-2

I have a string that's very long, notes for interactions with clients. I'm trying to clean it up for some text mining. Our employees put the dates into their notes with this format:

mm/d

and it looks like this in the string:

10/8 spoke with client about marketing campaign,
8/20 client requested some changes to 100 campaigns

How would I go about removing all of these dates from the string without removing all numbers? Ideally, my output would look like this:

spoke with client about marketing campaign, 
client requested some changes to 100 campaigns
Håken Lid
  • 22,318
  • 9
  • 52
  • 67
ILikeWhiskey
  • 551
  • 5
  • 12
  • 1
    Are the dates always at the start of each line? – Daniel Roseman Oct 16 '18 at 16:19
  • It looks like you want us to write some code for you. While many users are willing to produce code for a coder in distress, they usually only help when the poster has already tried to solve the problem individually. A good way to show this effort is to include a [Minimal, complete, verifiable example](http://stackoverflow.com/help/mcve). Check the [intro tour](https://stackoverflow.com/tour) you finished before posting, especially [How to Ask](http://stackoverflow.com/help/how-to-ask). – Prune Oct 16 '18 at 16:21
  • You can use [regular expressions](https://stackoverflow.com/questions/22937618/reference-what-does-this-regex-mean)- try searching for the following pattern in your text `"\d{1,2}/\d{1,2}"` – pault Oct 16 '18 at 16:22
  • You can use `sed 's#^\d*/\d* ##'`, for example. – Håken Lid Oct 16 '18 at 16:23

2 Answers2

2

You can use the re python module and work with regular expressions. It has the re.sub() function that will look for a regular expression in a string and replace all appearences of it with another string you provide.

import re
s = '10/8 spoke with client about marketing campaign'
re.sub(r'\d{1,2}/\d{1,2}', '', s)

That code will replace any occurrances of a string containing one or two decimal numbers, a forward slash and, again, one or two decimal numbers with the empty string in s.

You could also use

re.sub(r'(0?\d|1[0-2])/([1-2]\d|3[01]|0?\d)', '', s)

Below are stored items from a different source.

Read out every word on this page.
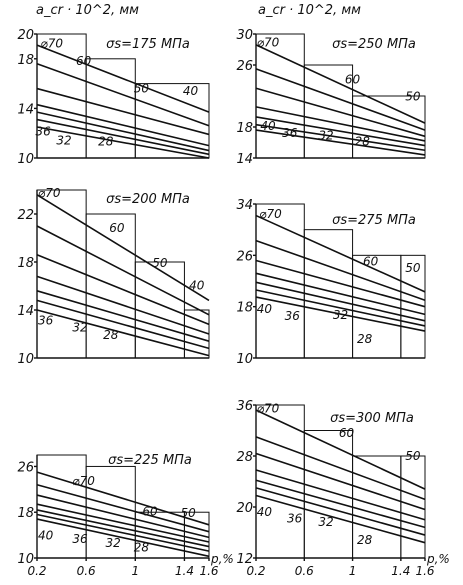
a_cr · 10^2, мм	a_cr · 10^2, мм
10
14
18
20
⌀70
60
50	40
36
32 28
σs=175 МПа
14
18
26
30 ⌀70
60
50
40 36 32 28
σs=250 МПа
10
14
18
22
⌀70
60
50
40
36
32
28
σs=200 МПа
10
18
26
34
⌀70
60 50
40
36	32
28
σs=275 МПа
10
18
26
0.2	0.6	1	1.4 1.6
p,%
⌀70
60 50
40 36 32 28
σs=225 МПа
12
20
28
36
0.2 0.6	1	1.4 1.6
p,%
⌀70
60
50
40 36 32
28
σs=300 МПа
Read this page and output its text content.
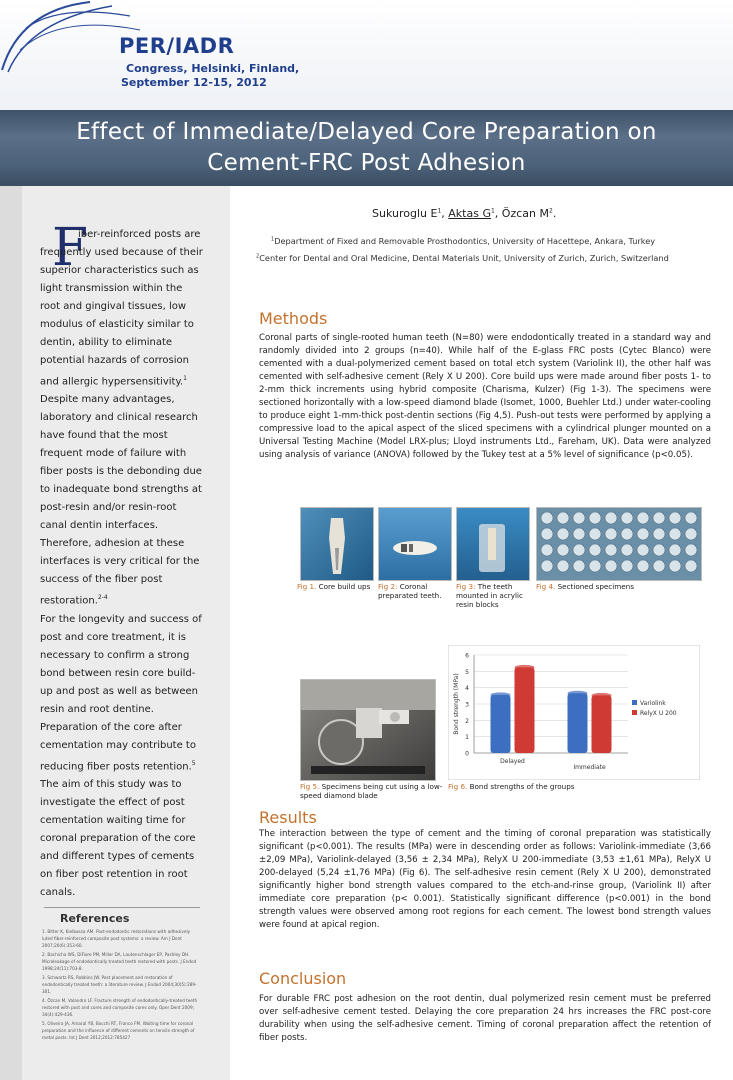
PER/IADR
Congress, Helsinki, Finland,
September 12-15, 2012
Effect of Immediate/Delayed Core Preparation on
Cement-FRC Post Adhesion
F

iber-reinforced posts are frequently used because of their superior characteristics such as light transmission within the root and gingival tissues, low modulus of elasticity similar to dentin, ability to eliminate potential hazards of corrosion and allergic hypersensitivity.$^1$

Despite many advantages, laboratory and clinical research have found that the most frequent mode of failure with fiber posts is the debonding due to inadequate bond strengths at post-resin and/or resin-root canal dentin interfaces. Therefore, adhesion at these interfaces is very critical for the success of the fiber post restoration.$^{2-4}$

For the longevity and success of post and core treatment, it is necessary to confirm a strong bond between resin core build-up and post as well as between resin and root dentine. Preparation of the core after cementation may contribute to reducing fiber posts retention.$^5$

The aim of this study was to investigate the effect of post cementation waiting time for coronal preparation of the core and different types of cements on fiber post retention in root canals.

References
1. Bitter K, Kielbassa AM. Post-endodontic restorations with adhesively luted fiber-reinforced composite post systems: a review. Am J Dent 2007;20(6):353-60.
2. Bachicha WS, DiFiore PM, Miller DA, Lautenschlager EP, Pashley DH. Microleakage of endodontically treated teeth restored with posts. J Endod 1998;24(11):703-8.
3. Schwartz RS, Robbins JW. Post placement and restoration of endodontically treated teeth: a literature review. J Endod 2004;30(5):289-301.
4. Özcan M, Valandro LF. Fracture strength of endodontically-treated teeth restored with post and cores and composite cores only. Oper Dent 2009; 34(4):429-436.
5. Oliveira JA, Amaral YB, Bocchi RT, Franco FM. Waiting time for coronal preparation and the influence of different cements on tensile strength of metal posts. Int J Dent 2012;2012:785427
Sukuroglu $E^1$, Aktas $G^1$, Özcan $M^2$.
$^1$Department of Fixed and Removable Prosthodontics, University of Hacettepe, Ankara, Turkey
$^2$Center for Dental and Oral Medicine, Dental Materials Unit, University of Zurich, Zurich, Switzerland
Methods

Coronal parts of single-rooted human teeth (N=80) were endodontically treated in a standard way and randomly divided into 2 groups (n=40). While half of the E-glass FRC posts (Cytec Blanco) were cemented with a dual-polymerized cement based on total etch system (Variolink II), the other half was cemented with self-adhesive cement (Rely X U 200). Core build ups were made around fiber posts 1- to 2-mm thick increments using hybrid composite (Charisma, Kulzer) (Fig 1-3). The specimens were sectioned horizontally with a low-speed diamond blade (Isomet, 1000, Buehler Ltd.) under water-cooling to produce eight 1-mm-thick post-dentin sections (Fig 4,5). Push-out tests were performed by applying a compressive load to the apical aspect of the sliced specimens with a cylindrical plunger mounted on a Universal Testing Machine (Model LRX-plus; Lloyd instruments Ltd., Fareham, UK). Data were analyzed using analysis of variance (ANOVA) followed by the Tukey test at a 5% level of significance (p<0.05).

Fig 1. Core build ups	Fig 2: Coronal preparated teeth.
Fig 3: The teeth mounted in acrylic resin blocks
Fig 4. Sectioned specimens
Fig 5. Specimens being cut using a low-speed diamond blade
0
1
2
3
4
5
6
Bond strength (MPa)
Delayed
Immediate
Variolink
RelyX U 200
Fig 6. Bond strengths of the groups
Results

The interaction between the type of cement and the timing of coronal preparation was statistically significant (p<0.001). The results (MPa) were in descending order as follows: Variolink-immediate (3,66 ±2,09 MPa), Variolink-delayed (3,56 ± 2,34 MPa), RelyX U 200-immediate (3,53 ±1,61 MPa), RelyX U 200-delayed (5,24 ±1,76 MPa) (Fig 6). The self-adhesive resin cement (Rely X U 200), demonstrated significantly higher bond strength values compared to the etch-and-rinse group, (Variolink II) after immediate core preparation (p< 0.001). Statistically significant difference (p<0.001) in the bond strength values were observed among root regions for each cement. The lowest bond strength values were found at apical region.

Conclusion

For durable FRC post adhesion on the root dentin, dual polymerized resin cement must be preferred over self-adhesive cement tested. Delaying the core preparation 24 hrs increases the FRC post-core durability when using the self-adhesive cement. Timing of coronal preparation affect the retention of fiber posts.
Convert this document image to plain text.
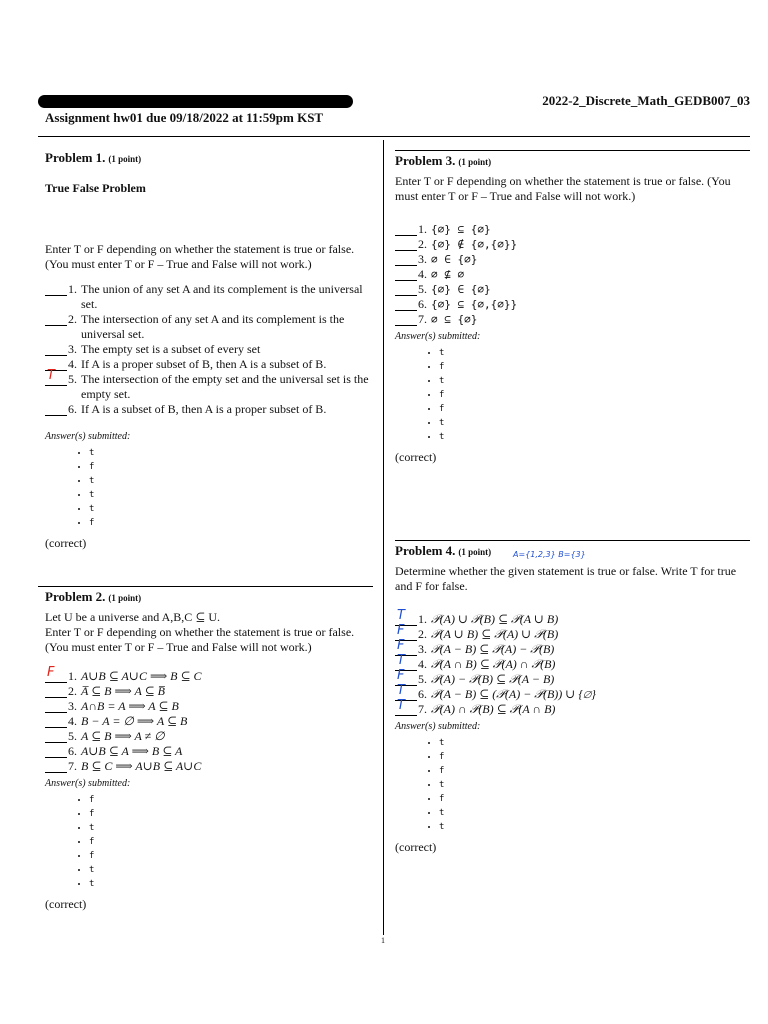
2022-2_Discrete_Math_GEDB007_03
Assignment hw01 due 09/18/2022 at 11:59pm KST
1
Problem 1. (1 point)
True False Problem

Enter T or F depending on whether the statement is true or false. (You must enter T or F – True and False will not work.)

1. The union of any set A and its complement is the universal set.
2. The intersection of any set A and its complement is the universal set.
3. The empty set is a subset of every set
4. If A is a proper subset of B, then A is a subset of B.
T 5. The intersection of the empty set and the universal set is the empty set.
6. If A is a subset of B, then A is a proper subset of B.
Answer(s) submitted:
• t
• f
• t
• t
• t
• f
(correct)
Problem 2. (1 point)

Let U be a universe and A,B,C ⊆ U.

Enter T or F depending on whether the statement is true or false. (You must enter T or F – True and False will not work.)

F 1. A∪B ⊆ A∪C ⟹ B ⊆ C
2. A̅ ⊆ B ⟹ A ⊆ B̅
3. A∩B = A ⟹ A ⊆ B
4. B − A = ∅ ⟹ A ⊆ B
5. A ⊆ B ⟹ A ≠ ∅
6. A∪B ⊆ A ⟹ B ⊆ A
7. B ⊆ C ⟹ A∪B ⊆ A∪C
Answer(s) submitted:
• f
• f
• t
• f
• f
• t
• t
(correct)
Problem 3. (1 point)

Enter T or F depending on whether the statement is true or false. (You must enter T or F – True and False will not work.)

1. {∅} ⊆ {∅}
2. {∅} ∉ {∅,{∅}}
3. ∅ ∈ {∅}
4. ∅ ⊈ ∅
5. {∅} ∈ {∅}
6. {∅} ⊆ {∅,{∅}}
7. ∅ ⊆ {∅}
Answer(s) submitted:
• t
• f
• t
• f
• f
• t
• t
(correct)
Problem 4. (1 point)	A={1,2,3} B={3}

Determine whether the given statement is true or false. Write T for true and F for false.

T 1. 𝒫(A) ∪ 𝒫(B) ⊆ 𝒫(A ∪ B)
F 2. 𝒫(A ∪ B) ⊆ 𝒫(A) ∪ 𝒫(B)
F 3. 𝒫(A − B) ⊆ 𝒫(A) − 𝒫(B)
T 4. 𝒫(A ∩ B) ⊆ 𝒫(A) ∩ 𝒫(B)
F 5. 𝒫(A) − 𝒫(B) ⊆ 𝒫(A − B)
T 6. 𝒫(A − B) ⊆ (𝒫(A) − 𝒫(B)) ∪ {∅}
T 7. 𝒫(A) ∩ 𝒫(B) ⊆ 𝒫(A ∩ B)
Answer(s) submitted:
• t
• f
• f
• t
• f
• t
• t
(correct)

That one would not match something like '05/35' or '20/05', which don't make sense.

Pablo Paglilla
  • 366
  • 2
  • 5
  • 1
    I'd add a `.strip()` at the end, but otherwise [this is how I'd do it](https://stackoverflow.com/questions/52839865/how-do-i-remove-a-date-pattern-from-a-string#comment92595842_52839865) as well. – pault Oct 16 '18 at 17:08
0

If the strings always follow this format you can use str.partition()

s = '10/8 spoke with client about marketing campaign,'
s = s.partition(' ')[-1]
print(s)
# spoke with client about marketing campaign,
vash_the_stampede
  • 4,590
  • 1
  • 8
  • 20